Bref, à peser les inconvénients comme ce cache monstrueux de LightRoom — mais inhérent à toutes les applications qui gèrent le RAW, une vitesse d'import des images assez lente, etc. face à quelques nombreux points confortables comme l'impression, le diaporama ou les sets de corrections. Si l'outil LightRoom est incontestablement agréable en terme d'ergonomie, je n'étais pas satisfait à 100 pour 100 des corrections sur mes images RAW…
En gros, je trouvais à l'usage (…et le traitement de mes 500 dernières photos me l'a confirmé au fil des jours) que je passais trop de temps pour obtenir un résultat convenable, même avec les sets à la Kodak Photo Desk. Il est certain que je ne suis pas la personne la plus qualifiée, ce que je ne conteste pas (!) mais j'étais à la recherche d'un processus plus rapide…

Préalable : ces dernières lignes ne sont pas un test, juste une réflexion et des tas d'essais suivie d'une décision (!), un point de vue d’utilisateur qui n'est pas un photographe. L'avantage d’avoir un peu de temps, c'est de cogiter et de revenir sur des choses qui semblent acquises mais qui s'avèrent à seconde ou troisième lecture, une fois les paillettes à terre et la musique éteinte, moins séduisantes qu'au premier abord…
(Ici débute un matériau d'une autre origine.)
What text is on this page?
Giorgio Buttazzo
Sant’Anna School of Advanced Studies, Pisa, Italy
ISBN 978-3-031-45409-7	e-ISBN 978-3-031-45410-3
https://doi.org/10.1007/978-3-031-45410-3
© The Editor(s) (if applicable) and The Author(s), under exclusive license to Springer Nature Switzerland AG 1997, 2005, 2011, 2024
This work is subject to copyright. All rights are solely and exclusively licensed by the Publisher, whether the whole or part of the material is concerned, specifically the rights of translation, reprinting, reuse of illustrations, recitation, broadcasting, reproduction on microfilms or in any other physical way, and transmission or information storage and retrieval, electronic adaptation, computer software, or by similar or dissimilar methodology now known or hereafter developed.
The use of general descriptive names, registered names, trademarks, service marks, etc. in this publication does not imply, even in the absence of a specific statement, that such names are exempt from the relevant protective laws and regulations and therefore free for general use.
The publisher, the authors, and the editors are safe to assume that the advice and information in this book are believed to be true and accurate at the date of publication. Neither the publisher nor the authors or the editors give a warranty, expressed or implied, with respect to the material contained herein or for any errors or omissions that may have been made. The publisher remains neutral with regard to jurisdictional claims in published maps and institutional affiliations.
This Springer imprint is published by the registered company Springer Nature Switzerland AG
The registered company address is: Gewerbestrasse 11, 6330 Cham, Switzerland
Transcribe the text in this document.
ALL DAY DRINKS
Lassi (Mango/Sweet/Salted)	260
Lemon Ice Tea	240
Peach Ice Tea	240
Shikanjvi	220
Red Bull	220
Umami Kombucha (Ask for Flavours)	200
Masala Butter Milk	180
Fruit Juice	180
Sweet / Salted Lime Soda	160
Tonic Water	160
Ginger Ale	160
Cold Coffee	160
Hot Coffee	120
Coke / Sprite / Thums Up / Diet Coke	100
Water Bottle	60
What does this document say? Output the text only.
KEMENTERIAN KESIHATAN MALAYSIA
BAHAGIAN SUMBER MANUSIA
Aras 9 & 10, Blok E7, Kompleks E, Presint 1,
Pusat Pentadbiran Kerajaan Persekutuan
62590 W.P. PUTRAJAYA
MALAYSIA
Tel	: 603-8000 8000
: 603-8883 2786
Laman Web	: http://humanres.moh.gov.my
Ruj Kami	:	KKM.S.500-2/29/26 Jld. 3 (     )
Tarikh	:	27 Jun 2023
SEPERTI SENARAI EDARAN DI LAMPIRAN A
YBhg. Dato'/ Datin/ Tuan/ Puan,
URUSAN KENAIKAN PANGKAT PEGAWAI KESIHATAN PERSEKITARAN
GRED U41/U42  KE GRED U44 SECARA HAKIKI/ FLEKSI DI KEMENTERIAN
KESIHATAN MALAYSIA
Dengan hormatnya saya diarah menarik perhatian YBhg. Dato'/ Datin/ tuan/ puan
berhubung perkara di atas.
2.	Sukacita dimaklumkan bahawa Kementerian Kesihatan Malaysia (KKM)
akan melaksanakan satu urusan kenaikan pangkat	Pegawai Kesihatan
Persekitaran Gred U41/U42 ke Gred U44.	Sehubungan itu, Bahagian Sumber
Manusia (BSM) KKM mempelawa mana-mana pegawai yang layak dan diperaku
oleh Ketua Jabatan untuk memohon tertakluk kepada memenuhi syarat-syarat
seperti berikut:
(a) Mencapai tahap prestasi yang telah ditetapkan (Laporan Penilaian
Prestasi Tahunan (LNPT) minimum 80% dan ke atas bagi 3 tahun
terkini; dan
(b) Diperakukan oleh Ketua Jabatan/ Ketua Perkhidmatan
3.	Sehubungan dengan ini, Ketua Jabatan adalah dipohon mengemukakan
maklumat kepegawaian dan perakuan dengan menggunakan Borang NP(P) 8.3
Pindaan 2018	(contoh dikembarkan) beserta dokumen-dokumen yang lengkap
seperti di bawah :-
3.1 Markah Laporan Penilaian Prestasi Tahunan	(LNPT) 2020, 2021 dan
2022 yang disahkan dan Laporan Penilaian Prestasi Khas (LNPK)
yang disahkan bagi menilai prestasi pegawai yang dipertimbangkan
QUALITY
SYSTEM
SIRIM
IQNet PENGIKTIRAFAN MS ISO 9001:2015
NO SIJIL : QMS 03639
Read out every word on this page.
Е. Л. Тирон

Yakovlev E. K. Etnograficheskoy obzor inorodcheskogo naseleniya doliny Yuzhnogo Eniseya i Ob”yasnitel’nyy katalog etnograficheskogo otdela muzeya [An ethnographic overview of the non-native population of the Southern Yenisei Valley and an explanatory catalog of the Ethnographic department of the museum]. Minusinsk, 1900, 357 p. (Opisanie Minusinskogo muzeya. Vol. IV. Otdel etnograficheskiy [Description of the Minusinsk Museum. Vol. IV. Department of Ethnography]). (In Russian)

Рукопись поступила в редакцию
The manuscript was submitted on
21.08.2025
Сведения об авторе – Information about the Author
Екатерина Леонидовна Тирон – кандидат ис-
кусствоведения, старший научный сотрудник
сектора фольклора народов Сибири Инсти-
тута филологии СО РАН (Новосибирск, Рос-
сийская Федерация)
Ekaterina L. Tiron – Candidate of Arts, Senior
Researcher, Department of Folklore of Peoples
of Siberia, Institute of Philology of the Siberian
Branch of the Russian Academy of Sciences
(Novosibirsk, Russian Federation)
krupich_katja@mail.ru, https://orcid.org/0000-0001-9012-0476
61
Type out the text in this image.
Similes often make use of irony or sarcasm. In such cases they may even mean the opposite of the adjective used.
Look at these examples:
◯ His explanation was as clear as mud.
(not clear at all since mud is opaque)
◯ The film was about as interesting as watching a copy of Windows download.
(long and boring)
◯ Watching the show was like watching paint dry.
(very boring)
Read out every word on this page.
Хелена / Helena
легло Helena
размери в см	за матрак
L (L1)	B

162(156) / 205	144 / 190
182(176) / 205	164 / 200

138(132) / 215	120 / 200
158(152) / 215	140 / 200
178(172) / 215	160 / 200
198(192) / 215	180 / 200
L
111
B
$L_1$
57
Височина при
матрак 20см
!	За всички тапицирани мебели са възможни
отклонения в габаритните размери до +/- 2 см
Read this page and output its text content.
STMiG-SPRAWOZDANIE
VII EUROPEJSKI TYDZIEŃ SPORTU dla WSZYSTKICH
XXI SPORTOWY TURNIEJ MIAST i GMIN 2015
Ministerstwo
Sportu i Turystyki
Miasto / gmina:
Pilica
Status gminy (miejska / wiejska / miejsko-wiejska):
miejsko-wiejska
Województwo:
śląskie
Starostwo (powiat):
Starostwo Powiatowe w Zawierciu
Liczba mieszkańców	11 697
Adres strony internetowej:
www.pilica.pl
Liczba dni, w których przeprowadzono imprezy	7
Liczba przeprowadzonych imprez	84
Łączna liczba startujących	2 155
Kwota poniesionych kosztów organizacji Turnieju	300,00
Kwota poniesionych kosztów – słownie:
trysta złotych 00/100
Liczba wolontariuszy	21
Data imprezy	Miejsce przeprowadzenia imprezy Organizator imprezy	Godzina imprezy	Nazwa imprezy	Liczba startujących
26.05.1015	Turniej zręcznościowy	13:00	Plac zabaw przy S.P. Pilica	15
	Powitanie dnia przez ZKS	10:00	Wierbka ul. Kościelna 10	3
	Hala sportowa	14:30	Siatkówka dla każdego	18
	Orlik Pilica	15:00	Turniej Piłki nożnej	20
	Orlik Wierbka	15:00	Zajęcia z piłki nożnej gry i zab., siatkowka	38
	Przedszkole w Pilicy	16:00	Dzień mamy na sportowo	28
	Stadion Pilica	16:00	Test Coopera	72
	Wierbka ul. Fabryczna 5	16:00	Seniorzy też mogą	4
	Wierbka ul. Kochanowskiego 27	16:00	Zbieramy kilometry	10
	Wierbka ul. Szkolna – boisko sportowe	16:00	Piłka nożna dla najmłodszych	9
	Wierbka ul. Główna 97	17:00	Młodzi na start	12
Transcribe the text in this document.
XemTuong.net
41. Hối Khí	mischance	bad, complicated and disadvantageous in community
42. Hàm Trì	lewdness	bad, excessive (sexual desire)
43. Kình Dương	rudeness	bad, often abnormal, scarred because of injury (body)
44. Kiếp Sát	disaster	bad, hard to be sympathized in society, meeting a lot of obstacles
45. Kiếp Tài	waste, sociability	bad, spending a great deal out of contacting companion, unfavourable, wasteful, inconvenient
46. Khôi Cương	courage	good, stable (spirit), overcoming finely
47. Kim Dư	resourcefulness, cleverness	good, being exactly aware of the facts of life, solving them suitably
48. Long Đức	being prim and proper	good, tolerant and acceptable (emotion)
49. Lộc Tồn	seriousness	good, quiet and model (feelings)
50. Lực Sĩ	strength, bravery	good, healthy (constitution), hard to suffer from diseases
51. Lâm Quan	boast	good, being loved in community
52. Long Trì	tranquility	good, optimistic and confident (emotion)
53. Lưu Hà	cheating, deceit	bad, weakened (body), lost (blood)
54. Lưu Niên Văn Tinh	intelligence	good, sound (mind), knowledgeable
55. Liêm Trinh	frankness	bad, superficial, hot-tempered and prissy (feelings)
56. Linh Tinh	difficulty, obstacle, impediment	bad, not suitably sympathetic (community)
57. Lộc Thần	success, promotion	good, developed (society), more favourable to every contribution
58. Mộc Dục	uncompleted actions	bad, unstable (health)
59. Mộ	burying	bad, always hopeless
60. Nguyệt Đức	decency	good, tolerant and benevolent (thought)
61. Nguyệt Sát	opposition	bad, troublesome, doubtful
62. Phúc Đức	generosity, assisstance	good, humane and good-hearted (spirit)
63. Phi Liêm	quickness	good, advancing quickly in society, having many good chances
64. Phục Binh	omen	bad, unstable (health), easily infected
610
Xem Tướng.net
Parallèlement, en discutant avec Dominique de Macdigit, nous nous sommes tombés d'accord sur un point, à savoir, cesser de conserver des tas d'applications qui font un peu la même chose pour nous concentrer sur les plus efficaces pour nos activités respectives. Ne pas avoir peur de dégager ce qui a été testé et qui ne convient pas en production. Et cela englobe bien évidemment la photo.
Bref, ayant un peu de temps pendant les vacances de Pâques, je me suis replongé à nouveau dans toutes les solutions disponibles sur mon disque, histoire d'opérer l'ultime sélection avant de virer ce qui est séduisant mais ne répond pas à mes besoins… Opération que j'ai déjà fait pour les traitements de texte et les outils Web !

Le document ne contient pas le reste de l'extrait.